Walaupun tidak menyebutkan angka pasti nominal “Over Supply” pelaut kita , salah satu point menarik dari laporan ini adalah “ beberapa lulusan (taruna) dari institusi Maritime Education Training (MET) terbaik di di Indonesia tidak dapat mendapatkan pekerjaan, atau harus menunggu 6-12 bulan sebelum mereka mendapatkan pekerjaan. Padahal sebelumnya mereka laris manis diserap industri pelayaran nasional & internasional. Dan trend over supply junior officer ini diprediksi akan berlangsung hingga tahun 2020. hal ini merupakan effect dari loyonya industri pelayaran nasional dan internasional akibat anjloknya harga minyak dunia sejak 2014.
Sebagai gambaran, mari kita seolah-olah memposisikan diri sebagai Crewing Perusahaan pelayaran atau Manning Agency. Ketika ada dua pelamar (fresh Graduated) untuk posisi 2nd Officer dengan level COC & COE sama level operasional dengan kemampuan akademik tidak jauh beda (hasil test/interview perusahaan) namun dengan durasi pengalaman kerja berbeda, satu hanya pengalaman sebagai cadet dan yang satu sudah berpengalaman sebagai officer bertahun-tahun, siapa yang akan kita pilih untuk posisi tersebut ?

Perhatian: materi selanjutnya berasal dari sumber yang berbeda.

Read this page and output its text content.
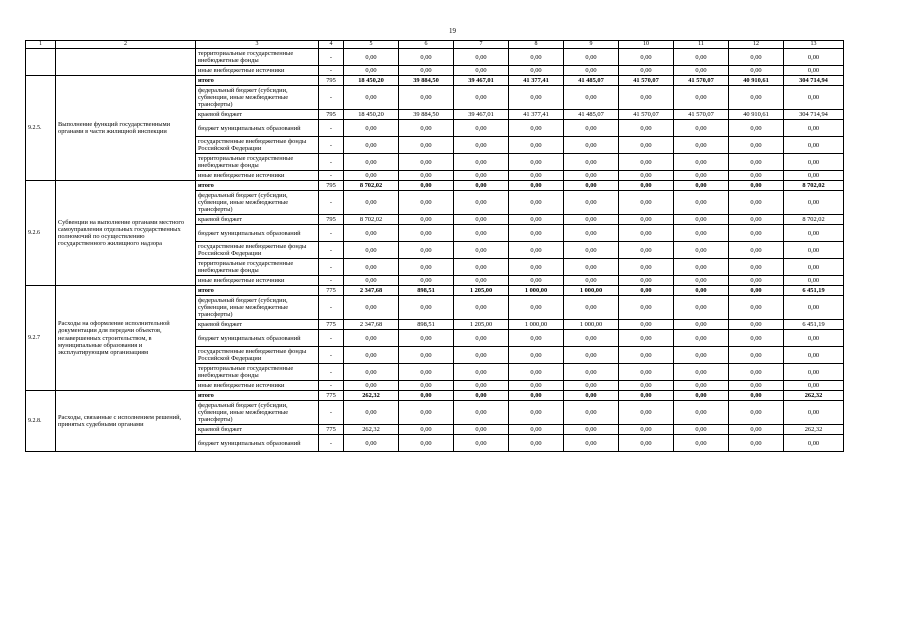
19
1	2	3	4	5	6	7	8	9	10	11	12	13
		территориальные государственные внебюджетные фонды	-	0,00	0,00	0,00	0,00	0,00	0,00	0,00	0,00	0,00
		иные внебюджетные источники	-	0,00	0,00	0,00	0,00	0,00	0,00	0,00	0,00	0,00
9.2.5.	Выполнение функций государственными органами в части жилищной инспекции	итого	795	18 450,20	39 884,50	39 467,01	41 377,41	41 485,07	41 570,07	41 570,07	40 910,61	304 714,94
		федеральный бюджет (субсидии, субвенции, иные межбюджетные трансферты)	-	0,00	0,00	0,00	0,00	0,00	0,00	0,00	0,00	0,00
		краевой бюджет	795	18 450,20	39 884,50	39 467,01	41 377,41	41 485,07	41 570,07	41 570,07	40 910,61	304 714,94
		бюджет муниципальных образований	-	0,00	0,00	0,00	0,00	0,00	0,00	0,00	0,00	0,00
		государственные внебюджетные фонды Российской Федерации	-	0,00	0,00	0,00	0,00	0,00	0,00	0,00	0,00	0,00
		территориальные государственные внебюджетные фонды	-	0,00	0,00	0,00	0,00	0,00	0,00	0,00	0,00	0,00
		иные внебюджетные источники	-	0,00	0,00	0,00	0,00	0,00	0,00	0,00	0,00	0,00
9.2.6	Субвенции на выполнение органами местного самоуправления отдельных государственных полномочий по осуществлению государственного жилищного надзора	итого	795	8 702,02	0,00	0,00	0,00	0,00	0,00	0,00	0,00	8 702,02
		федеральный бюджет (субсидии, субвенции, иные межбюджетные трансферты)	-	0,00	0,00	0,00	0,00	0,00	0,00	0,00	0,00	0,00
		краевой бюджет	795	8 702,02	0,00	0,00	0,00	0,00	0,00	0,00	0,00	8 702,02
		бюджет муниципальных образований	-	0,00	0,00	0,00	0,00	0,00	0,00	0,00	0,00	0,00
		государственные внебюджетные фонды Российской Федерации	-	0,00	0,00	0,00	0,00	0,00	0,00	0,00	0,00	0,00
		территориальные государственные внебюджетные фонды	-	0,00	0,00	0,00	0,00	0,00	0,00	0,00	0,00	0,00
		иные внебюджетные источники	-	0,00	0,00	0,00	0,00	0,00	0,00	0,00	0,00	0,00
9.2.7	Расходы на оформление исполнительной документации для передачи объектов, незавершенных строительством, в муниципальные образования и эксплуатирующим организациям	итого	775	2 347,68	898,51	1 205,00	1 000,00	1 000,00	0,00	0,00	0,00	6 451,19
		федеральный бюджет (субсидии, субвенции, иные межбюджетные трансферты)	-	0,00	0,00	0,00	0,00	0,00	0,00	0,00	0,00	0,00
		краевой бюджет	775	2 347,68	898,51	1 205,00	1 000,00	1 000,00	0,00	0,00	0,00	6 451,19
		бюджет муниципальных образований	-	0,00	0,00	0,00	0,00	0,00	0,00	0,00	0,00	0,00
		государственные внебюджетные фонды Российской Федерации	-	0,00	0,00	0,00	0,00	0,00	0,00	0,00	0,00	0,00
		территориальные государственные внебюджетные фонды	-	0,00	0,00	0,00	0,00	0,00	0,00	0,00	0,00	0,00
		иные внебюджетные источники	-	0,00	0,00	0,00	0,00	0,00	0,00	0,00	0,00	0,00
9.2.8.	Расходы, связанные с исполнением решений, принятых судебными органами	итого	775	262,32	0,00	0,00	0,00	0,00	0,00	0,00	0,00	262,32
		федеральный бюджет (субсидии, субвенции, иные межбюджетные трансферты)	-	0,00	0,00	0,00	0,00	0,00	0,00	0,00	0,00	0,00
		краевой бюджет	775	262,32	0,00	0,00	0,00	0,00	0,00	0,00	0,00	262,32
		бюджет муниципальных образований	-	0,00	0,00	0,00	0,00	0,00	0,00	0,00	0,00	0,00
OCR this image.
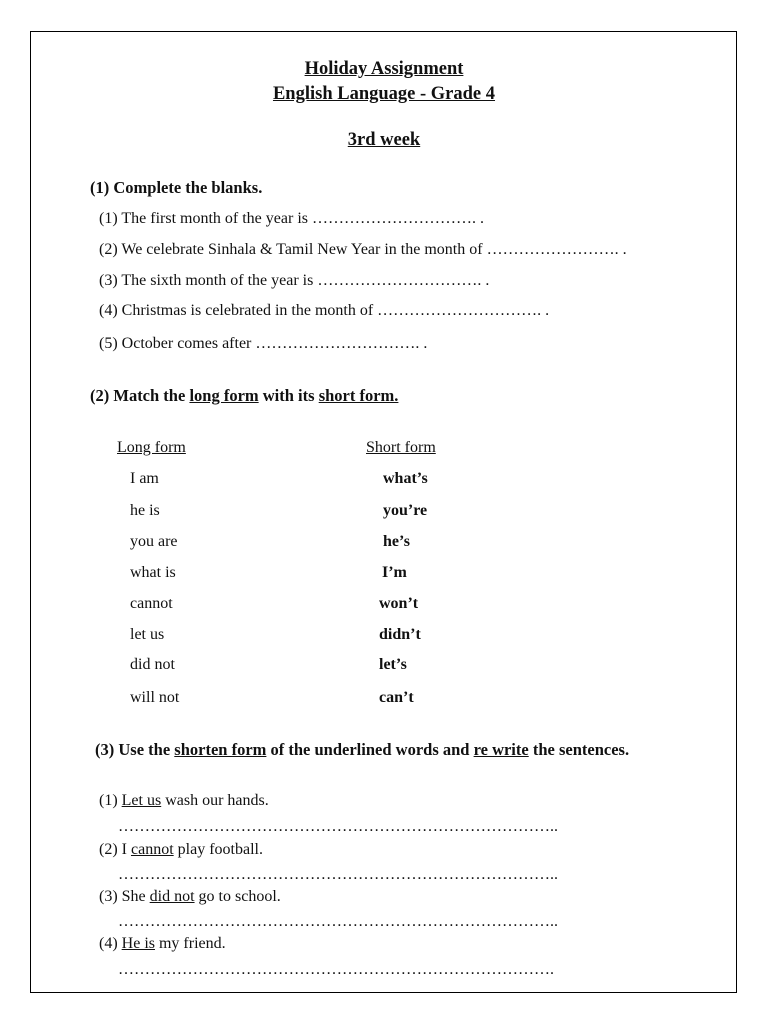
Holiday Assignment
English Language - Grade 4
3rd week
(1) Complete the blanks.
(1) The first month of the year is …………………………. .
(2) We celebrate Sinhala & Tamil New Year in the month of ……………………. .
(3) The sixth month of the year is …………………………. .
(4) Christmas is celebrated in the month of …………………………. .
(5) October comes after …………………………. .
(2) Match the long form with its short form.
Long form	Short form
I am
he is
you are
what is
cannot
let us
did not
will not
what’s
you’re
he’s
I’m
won’t
didn’t
let’s
can’t
(3) Use the shorten form of the underlined words and re write the sentences.
(1) Let us wash our hands.
………………………………………………………………………..
(2) I cannot play football.
………………………………………………………………………..
(3) She did not go to school.
………………………………………………………………………..
(4) He is my friend.
……………………………………………………………………….
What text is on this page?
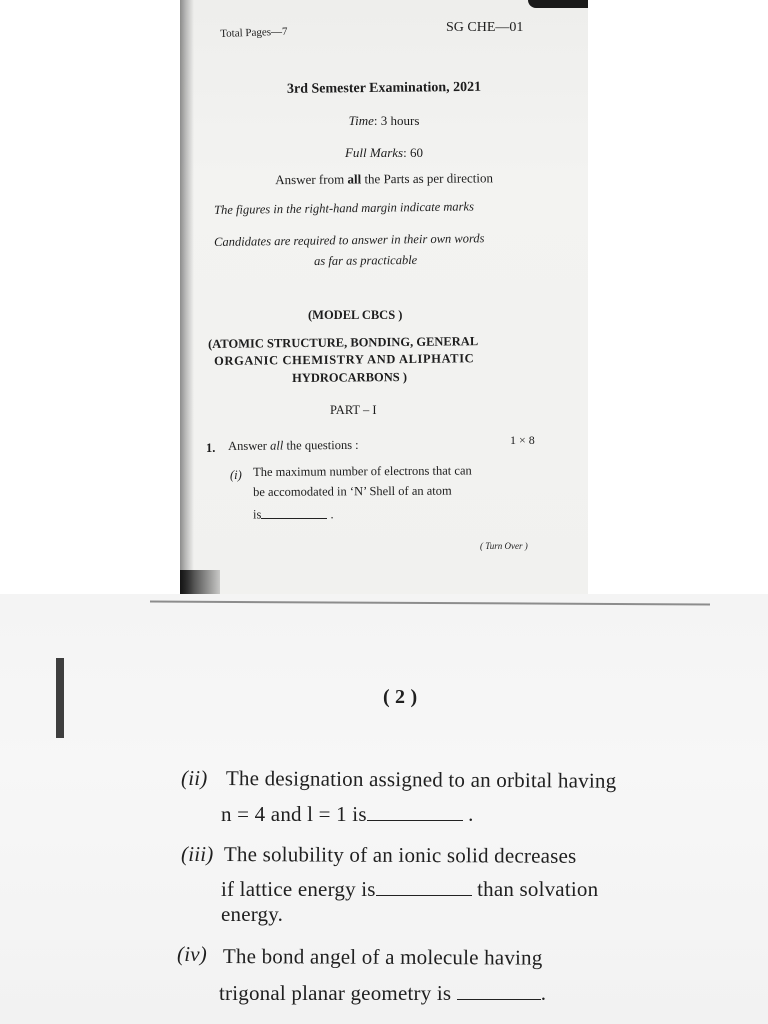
Total Pages—7	SG CHE—01
3rd Semester Examination, 2021
Time: 3 hours
Full Marks: 60
Answer from all the Parts as per direction
The figures in the right-hand margin indicate marks
Candidates are required to answer in their own words
as far as practicable
(MODEL CBCS )
(ATOMIC STRUCTURE, BONDING, GENERAL
ORGANIC CHEMISTRY AND ALIPHATIC
HYDROCARBONS )
PART – I
1. Answer all the questions :	1 × 8
(i) The maximum number of electrons that can
be accomodated in ‘N’ Shell of an atom
is	.
( Turn Over )
( 2 )
(ii) The designation assigned to an orbital having
n = 4 and l = 1 is	.
(iii) The solubility of an ionic solid decreases
if lattice energy is	than solvation
energy.
(iv) The bond angel of a molecule having
trigonal planar geometry is	.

Dengan kondisi oversupply Officer yang diperkirakan berlangsung sampai tahun 2020, dan jika aturan Sertifikasi Operasional-Management masih seperti ini, taruna-taruna yang baru lulus (junior officer) dengan COC Class IV & Class III, akan mengalami persaingan yang tidak fair dengan Lulusan Diklat Peningkatan yang memiliki COC & COE selevel. Bukan tidak mungkin kesusahan fresh graduate untuk mendapatkan pekerjaan pertama bisa berlangsung lebih lama dari perkiraan.